I can't help but see an analogy between this bird of prey and our current government. I am so horrified by the intentional work being done to undermine so much of what I believe is right, and, especially, how those in power are taking advantage of opportunities like this pandemic. Look at these headlines from recent weeks:

Trump administration uses pandemic to push far-right agenda

During coronavirus, the Trump administration environmental rollbacks continue

Well-connected Trump alumni benefit from coronavirus

Before COVID-19, Trump aide sought to use disease to close borders

Trump's temporary halt to immigration is part of larger plan, Stephen Miller says

Red states are exploiting coronavirus to ban abortion

Senate Republicans to push ahead on judges over Democratic objections

I will stop here; it was just too easy to find these headlines. It's as if the Trump administration has sent out a secret memo, "Quick, no one is paying attention...let's grab this opportunity right now and make all our ugly desires happen." They are sneaky, they are focused, and they are lying in wait...watching for the perfect opportunity to strike. COVID-19 gives them excellent cover. This is what my daily newspaper reading reveals...and why I find myself wanting to read the paper less during this time of shelter-in-place.

This is no time to stop paying attention.

Look how the administration spreads blame at this difficult time, using racist, divisive language and diatribe about China, cheering on the militias who protest the shelter-in-place rules, mocking and belittling others, especially women. Look at which watchdog or non-sycophant staff is being ousted or demoted on a Friday evening.

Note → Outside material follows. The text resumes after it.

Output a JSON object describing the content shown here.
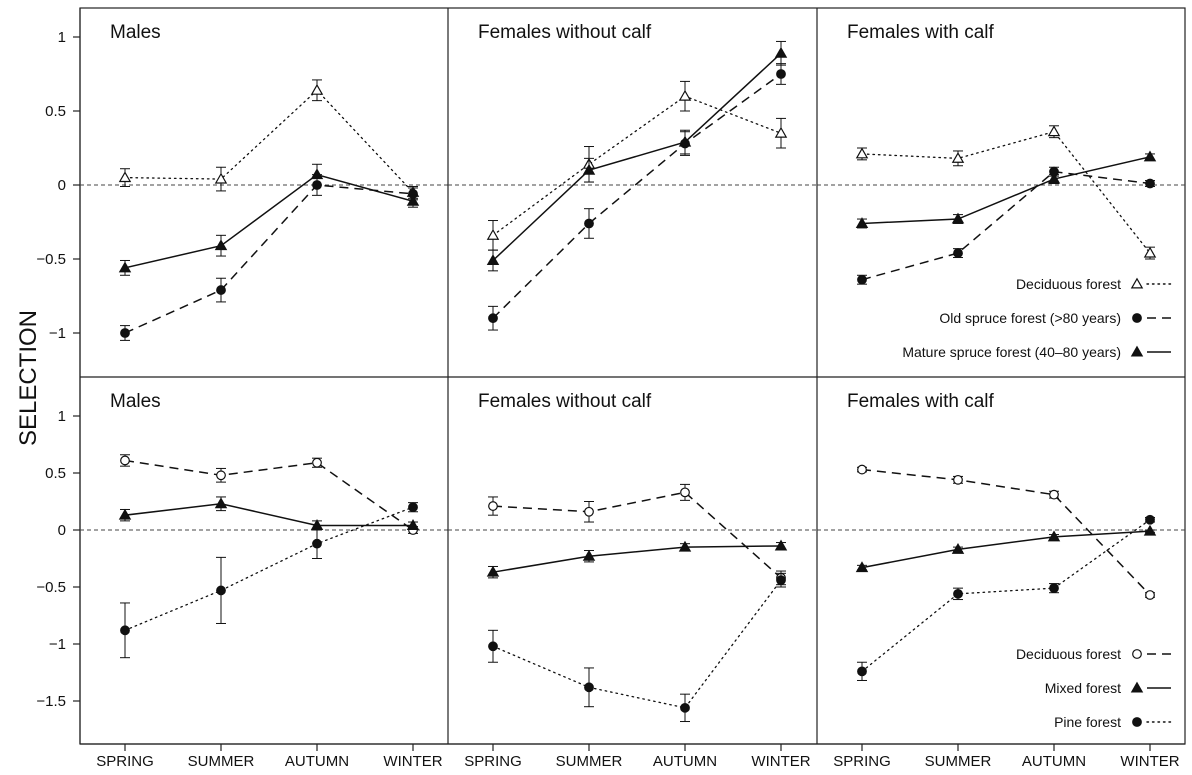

Look at who is profiting during this pandemic.

Look at what those in power find time to do and what they don't do.
Look at their subterfuge.
Look at their focus.

This is purposeful cruelty. This is blatant disregard for those that truly need help.

We must all be on high alert. We must interrupt these human birds of prey, freeze them in their tracks. We need to make sure that this administration knows we are here. We must continue to protest, to speak up, and to question. We must keep our focus on what we treasure, what we value, and do not lose sight. There is so much at stake.

The peregrine falcon - this is nature, this is the way the world works, let falcons be falcons.

These human birds of prey - we have to stop them.